At that time, odds were one in 5,138,133 that the Powerball ticket Adam Clark purchased was worth $1 million. Now, the odds would seem much improved, at least based on the significant uptick in tickets sold at Ole’s since Clark’s windfall.
“Anecdotally, we hear from stores that sell a winning ticket that they get more traffic, they get more people coming in, because those players consider them a lucky store.” says Jo Berg, communications manager with the Montana Lottery.
Superstition has always had its place in gambling. But unlike video gaming or slot machines that some players consider “cold” after they pay out, retailers generally see a big boost in business after selling a winning lottery ticket.
Ole’s cashier Sharon Krickey says the store has sold about 100 Montana Lottery tickets every day since the winning ticket was sold there on April 15. Before, she says, the store sold an average of between 50 and 75.
“And, of course, when you go in to buy a lottery ticket you’re probably going to buy something else while you’re in there, too,” Berg says. “It does end up being a plus for the retailer.”
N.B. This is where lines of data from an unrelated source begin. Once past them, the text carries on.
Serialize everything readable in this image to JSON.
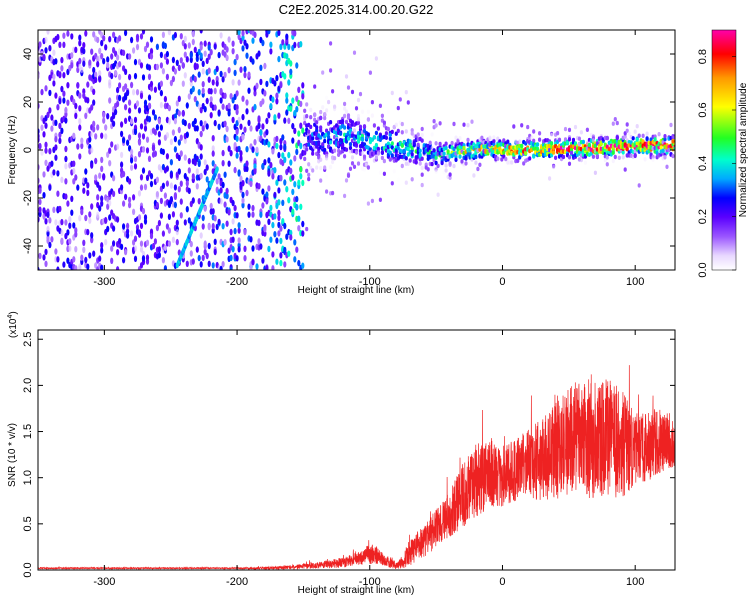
{
  "title": "C2E2.2025.314.00.20.G22",
  "colors": {
    "snr_line": "#ee2222",
    "axis": "#000000",
    "background": "#ffffff"
  },
  "chart_data": [
    {
      "type": "heatmap",
      "name": "spectrogram",
      "xlabel": "Height of straight line (km)",
      "ylabel": "Frequency (Hz)",
      "xlim": [
        -350,
        130
      ],
      "ylim": [
        -50,
        50
      ],
      "xticks": [
        -300,
        -200,
        -100,
        0,
        100
      ],
      "yticks": [
        -40,
        -20,
        0,
        20,
        40
      ],
      "xtick_labels": [
        "-300",
        "-200",
        "-100",
        "0",
        "100"
      ],
      "ytick_labels": [
        "-40",
        "-20",
        "0",
        "20",
        "40"
      ],
      "colorbar": {
        "label": "Normalized spectral amplitude",
        "range": [
          0,
          0.9
        ],
        "ticks": [
          0.0,
          0.2,
          0.4,
          0.6,
          0.8
        ],
        "tick_labels": [
          "0.0",
          "0.2",
          "0.4",
          "0.6",
          "0.8"
        ]
      },
      "description_points": [
        {
          "x": -300,
          "center_hz": 0,
          "spread_hz": 50,
          "amp": 0.15
        },
        {
          "x": -180,
          "center_hz": 3,
          "spread_hz": 20,
          "amp": 0.2
        },
        {
          "x": -120,
          "center_hz": 6,
          "spread_hz": 12,
          "amp": 0.35
        },
        {
          "x": -80,
          "center_hz": 2,
          "spread_hz": 10,
          "amp": 0.4
        },
        {
          "x": -50,
          "center_hz": -2,
          "spread_hz": 7,
          "amp": 0.4
        },
        {
          "x": -20,
          "center_hz": 0,
          "spread_hz": 5,
          "amp": 0.6
        },
        {
          "x": 20,
          "center_hz": 0,
          "spread_hz": 5,
          "amp": 0.7
        },
        {
          "x": 70,
          "center_hz": 1,
          "spread_hz": 5,
          "amp": 0.8
        },
        {
          "x": 130,
          "center_hz": 2,
          "spread_hz": 5,
          "amp": 0.75
        }
      ],
      "streak": {
        "x_start": -245,
        "x_end": -215,
        "hz_start": -48,
        "hz_end": -8,
        "amp": 0.3
      }
    },
    {
      "type": "line",
      "name": "snr",
      "xlabel": "Height of straight line (km)",
      "ylabel": "SNR (10 * v/v)",
      "scale_label": "(x10",
      "scale_exponent": "4",
      "scale_suffix": ")",
      "xlim": [
        -350,
        130
      ],
      "ylim": [
        0,
        2.6
      ],
      "xticks": [
        -300,
        -200,
        -100,
        0,
        100
      ],
      "yticks": [
        0.0,
        0.5,
        1.0,
        1.5,
        2.0,
        2.5
      ],
      "xtick_labels": [
        "-300",
        "-200",
        "-100",
        "0",
        "100"
      ],
      "ytick_labels": [
        "0.0",
        "0.5",
        "1.0",
        "1.5",
        "2.0",
        "2.5"
      ],
      "series": [
        {
          "name": "SNR",
          "x": [
            -350,
            -300,
            -250,
            -200,
            -180,
            -160,
            -140,
            -120,
            -110,
            -100,
            -95,
            -90,
            -85,
            -80,
            -75,
            -70,
            -60,
            -50,
            -40,
            -30,
            -20,
            -10,
            0,
            10,
            20,
            30,
            40,
            50,
            60,
            70,
            80,
            90,
            100,
            110,
            120,
            130
          ],
          "mean": [
            0.02,
            0.02,
            0.02,
            0.02,
            0.02,
            0.03,
            0.05,
            0.08,
            0.12,
            0.17,
            0.15,
            0.12,
            0.08,
            0.04,
            0.1,
            0.18,
            0.3,
            0.45,
            0.6,
            0.8,
            0.95,
            1.05,
            1.0,
            1.1,
            1.15,
            1.2,
            1.3,
            1.4,
            1.45,
            1.4,
            1.45,
            1.35,
            1.3,
            1.35,
            1.4,
            1.4
          ],
          "amplitude": [
            0.01,
            0.01,
            0.01,
            0.01,
            0.02,
            0.03,
            0.05,
            0.08,
            0.1,
            0.15,
            0.15,
            0.1,
            0.08,
            0.05,
            0.12,
            0.2,
            0.25,
            0.3,
            0.35,
            0.5,
            0.6,
            0.5,
            0.5,
            0.5,
            0.55,
            0.65,
            0.8,
            0.9,
            0.9,
            0.95,
            0.9,
            0.85,
            0.6,
            0.55,
            0.5,
            0.4
          ]
        }
      ]
    }
  ]
}
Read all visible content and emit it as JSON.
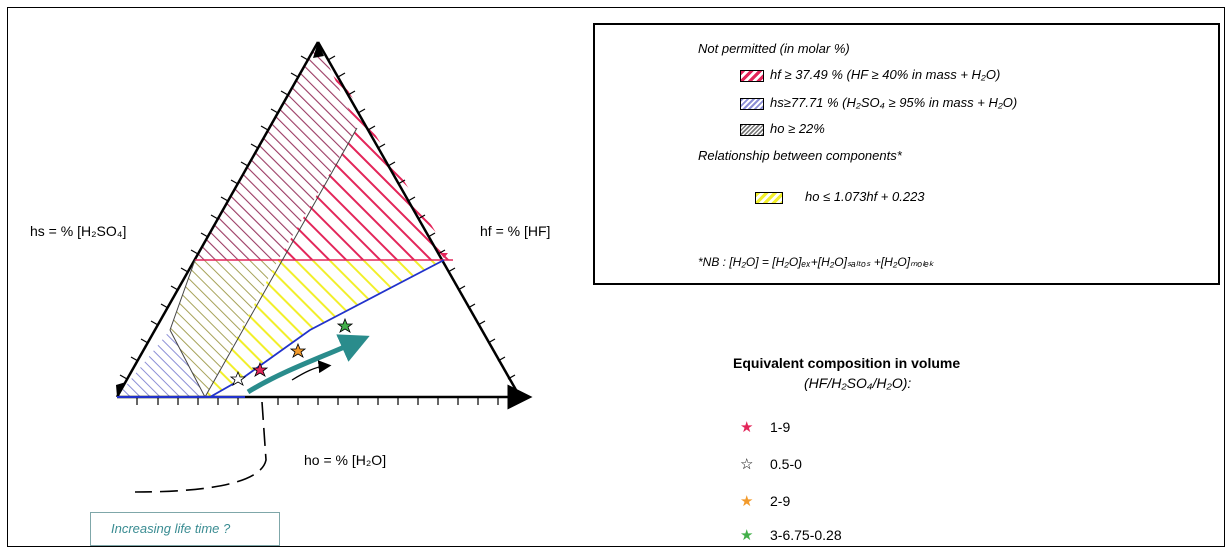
{
  "axes": {
    "hs": "hs = % [H₂SO₄]",
    "hf": "hf = % [HF]",
    "ho": "ho = % [H₂O]"
  },
  "legend": {
    "title_not_permitted": "Not permitted (in molar %)",
    "hf_rule": "hf ≥ 37.49 % (HF ≥ 40% in mass + H₂O)",
    "hs_rule": "hs≥77.71 % (H₂SO₄ ≥ 95% in mass + H₂O)",
    "ho_rule": "ho ≥ 22%",
    "title_relationship": "Relationship between components*",
    "relation": "ho ≤ 1.073hf + 0.223",
    "note": "*NB : [H₂O] = [H₂O]ₑₓ+[H₂O]ₛₐₗₜₒₛ +[H₂O]ₘₒₗₑₖ"
  },
  "equivalent": {
    "title": "Equivalent composition in volume",
    "subtitle": "(HF/H₂SO₄/H₂O):",
    "items": [
      {
        "label": "1-9",
        "color": "#e3265a"
      },
      {
        "label": "0.5-0",
        "color": "#ffffff"
      },
      {
        "label": "2-9",
        "color": "#f29a2b"
      },
      {
        "label": "3-6.75-0.28",
        "color": "#43b04a"
      }
    ]
  },
  "annotation": {
    "text": "Increasing life time ?"
  },
  "colors": {
    "red_hatch": "#e3265a",
    "blue_hatch": "#8c8fd6",
    "gray_hatch": "#777777",
    "yellow_hatch": "#f2ef2b",
    "teal_arrow": "#2a8c8c",
    "blue_line": "#2233cc"
  }
}
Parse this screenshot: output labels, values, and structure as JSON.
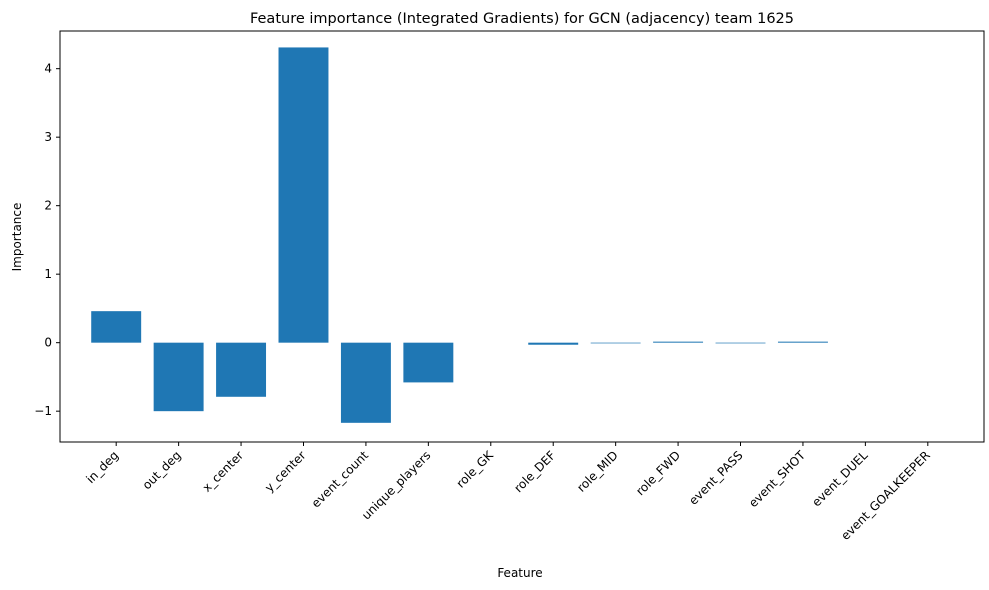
{
  "chart_data": {
    "type": "bar",
    "title": "Feature importance (Integrated Gradients) for GCN (adjacency) team 1625",
    "xlabel": "Feature",
    "ylabel": "Importance",
    "categories": [
      "in_deg",
      "out_deg",
      "x_center",
      "y_center",
      "event_count",
      "unique_players",
      "role_GK",
      "role_DEF",
      "role_MID",
      "role_FWD",
      "event_PASS",
      "event_SHOT",
      "event_DUEL",
      "event_GOALKEEPER"
    ],
    "values": [
      0.46,
      -1.0,
      -0.79,
      4.31,
      -1.17,
      -0.58,
      0.0,
      -0.03,
      -0.01,
      0.015,
      -0.01,
      0.015,
      0.0,
      0.0
    ],
    "ylim": [
      -1.45,
      4.55
    ],
    "yticks": [
      -1,
      0,
      1,
      2,
      3,
      4
    ],
    "ytick_labels": [
      "−1",
      "0",
      "1",
      "2",
      "3",
      "4"
    ],
    "grid": false,
    "legend": "none",
    "bar_color": "#1f77b4"
  }
}
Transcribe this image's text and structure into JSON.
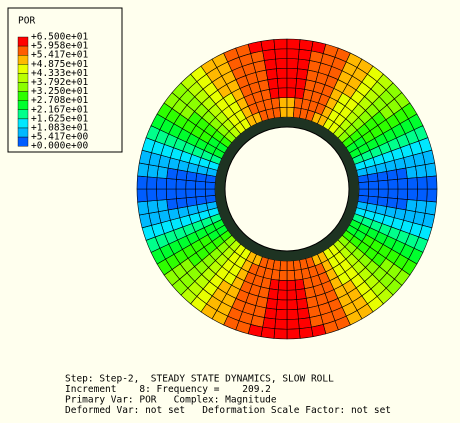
{
  "legend": {
    "title": "POR",
    "labels": [
      "+6.500e+01",
      "+5.958e+01",
      "+5.417e+01",
      "+4.875e+01",
      "+4.333e+01",
      "+3.792e+01",
      "+3.250e+01",
      "+2.708e+01",
      "+2.167e+01",
      "+1.625e+01",
      "+1.083e+01",
      "+5.417e+00",
      "+0.000e+00"
    ],
    "colors": [
      "#ff0000",
      "#ff5d00",
      "#ffb900",
      "#e8ff00",
      "#b9ff00",
      "#8bff00",
      "#2eff00",
      "#00ff2e",
      "#00ff8b",
      "#00e8ff",
      "#00b9ff",
      "#005dff",
      "#0000ff"
    ]
  },
  "info": {
    "lines": [
      "Step: Step-2,  STEADY STATE DYNAMICS, SLOW ROLL",
      "Increment    8: Frequency =    209.2",
      "Primary Var: POR   Complex: Magnitude",
      "Deformed Var: not set   Deformation Scale Factor: not set"
    ]
  }
}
But the math doesn’t support those who flock to “lucky” stores. The odds of winning $1 million playing Powerball remain at one in 5.1 million no matter when or where you buy the ticket. And that’s assuming you throw in an extra dollar for “Power Play,” which multiplies the winnings. The chances of winning the Powerball jackpot—$65 million at press time—are one in 195 million.
But when your neighbor pockets a cool $650,000 (after taxes), allowing them to stock their retirement fund and set aside money for their daughter’s college tuition, what’s $2 for a chance at the same?